The answer is obvious if you actually LOOK. They are all dying. Every species, every age, every location. Symptoms are broken branches, cankers, splitting lichen-covered bark, holes, thin crowns, early leaf drop, lack of autumn color, yellowed needles. Most foresters blame climate change drought and/or invasives, which doesn't fit the evidence. Native pests and diseases are rampant, and trees watered in nurseries exhibit identical symptoms. Most people don't realize, because it's invisible, that the background level of tropospheric ozone is increasing. Agricultural yield and quality are reduced, and trees exposed to cumulative damage are universally in decline. Scientists know that ozone debilitates plants, causing their roots to shrink rendering them vulnerable to drought and wind...AND impinges on their natural immunity to attacks from insects, disease and fungus. Most of the trees that fell during Sandy were rotted inside. Photos http://witsendnj.blogspot.com
Albert McFadden November 10, 2012 at 03:02 PM
They've "confirmed there are a number of Poles" down on Round Top Road? If any Bernardsville official didn't know that from day one they're off in la-la-land. Poles, wires, trees...you name it. This happened last year, the year before that, and with virtually every storm. It's insulting to mention homes that have had power going out after being restored, while the rest of us freeze on Roundtop with no power at all since day one. And we're being told the problem is "communication?" No, here's a news flash for you...the problem is ELECTRIITY on Round Top Road AGAIN,,, And you tow the JCP&L line that it's an "emergency?" NO...the first, second and third times may have been an emergency. Ever since JCP&L was purchased by Ohio based First Energy it became a business decision. They are deliberately underfstaffed to maximize profits. Every other townj gets more respect than Bernardsville. I wonder why?

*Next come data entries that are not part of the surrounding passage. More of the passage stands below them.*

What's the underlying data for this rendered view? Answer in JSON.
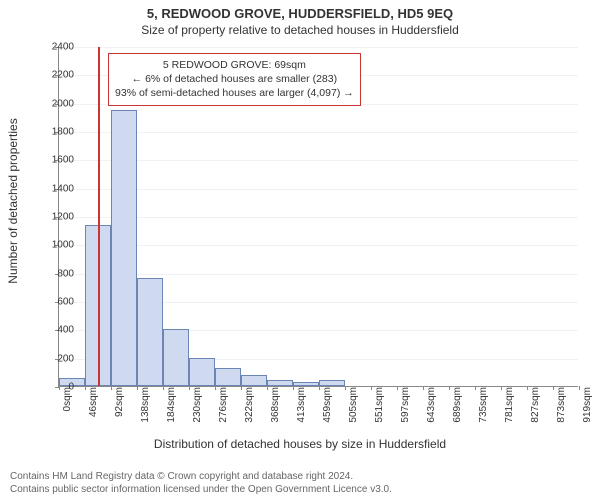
{
  "heading": {
    "title": "5, REDWOOD GROVE, HUDDERSFIELD, HD5 9EQ",
    "subtitle": "Size of property relative to detached houses in Huddersfield"
  },
  "chart": {
    "type": "histogram",
    "ylabel": "Number of detached properties",
    "xlabel": "Distribution of detached houses by size in Huddersfield",
    "ylim": [
      0,
      2400
    ],
    "yticks": [
      0,
      200,
      400,
      600,
      800,
      1000,
      1200,
      1400,
      1600,
      1800,
      2000,
      2200,
      2400
    ],
    "xticks": [
      "0sqm",
      "46sqm",
      "92sqm",
      "138sqm",
      "184sqm",
      "230sqm",
      "276sqm",
      "322sqm",
      "368sqm",
      "413sqm",
      "459sqm",
      "505sqm",
      "551sqm",
      "597sqm",
      "643sqm",
      "689sqm",
      "735sqm",
      "781sqm",
      "827sqm",
      "873sqm",
      "919sqm"
    ],
    "values": [
      55,
      1140,
      1950,
      760,
      400,
      195,
      130,
      80,
      45,
      30,
      40,
      0,
      0,
      0,
      0,
      0,
      0,
      0,
      0,
      0
    ],
    "bar_fill": "#cfdaf0",
    "bar_stroke": "#6b86b3",
    "grid_color": "#eef2f7",
    "background_color": "#ffffff",
    "marker": {
      "position_sqm": 69,
      "color": "#cc3333"
    },
    "annotation": {
      "line1": "5 REDWOOD GROVE: 69sqm",
      "line2": "← 6% of detached houses are smaller (283)",
      "line3": "93% of semi-detached houses are larger (4,097) →",
      "border_color": "#cc3333",
      "background_color": "#ffffff",
      "fontsize": 10.5
    }
  },
  "footnote": {
    "line1": "Contains HM Land Registry data © Crown copyright and database right 2024.",
    "line2": "Contains public sector information licensed under the Open Government Licence v3.0."
  }
}
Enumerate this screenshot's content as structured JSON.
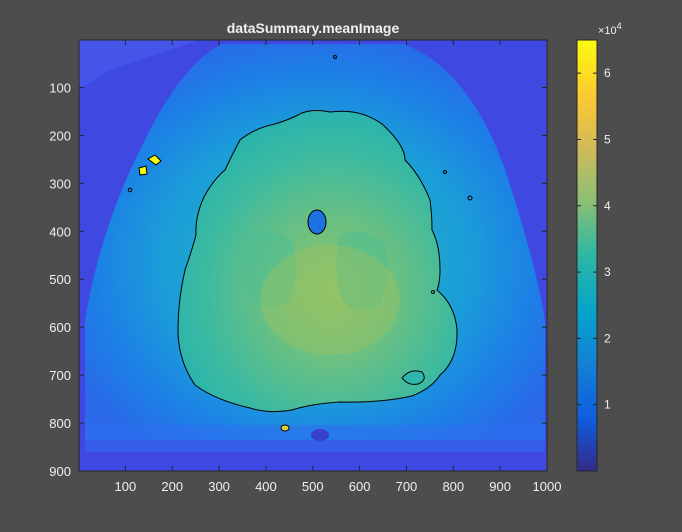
{
  "chart_data": {
    "type": "heatmap",
    "title": "dataSummary.meanImage",
    "xlim": [
      1,
      1000
    ],
    "ylim": [
      1,
      900
    ],
    "y_axis_direction": "reversed",
    "x_ticks": [
      100,
      200,
      300,
      400,
      500,
      600,
      700,
      800,
      900,
      1000
    ],
    "y_ticks": [
      100,
      200,
      300,
      400,
      500,
      600,
      700,
      800,
      900
    ],
    "colorbar": {
      "colormap": "parula",
      "range": [
        0,
        65000
      ],
      "tick_values": [
        10000,
        20000,
        30000,
        40000,
        50000,
        60000
      ],
      "tick_labels": [
        "1",
        "2",
        "3",
        "4",
        "5",
        "6"
      ],
      "exponent_base": "×10",
      "exponent_power": "4"
    },
    "contour_color": "#000000",
    "grid": false,
    "description_regions": {
      "background_level": 15000,
      "frame_level": 25000,
      "brain_level": 42000,
      "saturated_spots_level": 65000
    }
  }
}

BRER November 10, 2012 at 04:10 PM
Let's be fair for a moment and look at it with some common sense which is not common these days. On the topic of trees near utitlies, well, that is the problem indeed. This applies to trees which are rotten as well as some trees which are not. For instance, pines do not root deeply and they tend to fall over with wind much more so than other species. You see this quite readily in Bernards all over. Further, one cannot blame town officials or power companies if one has many overhanging trees near the power line in one's own property. On one hand, I think the town and the power company should have spokesperson in place respectively so that they can field questions and concerns, which has not be in place this time. On the other hand, we need legislation to remove potential damaging trees in a wooded town like Bernards. It takes couple trees to potentially affect the livelihood of hundreds of people. But we tend to let it slide until next storm comes and have reality hit our face again.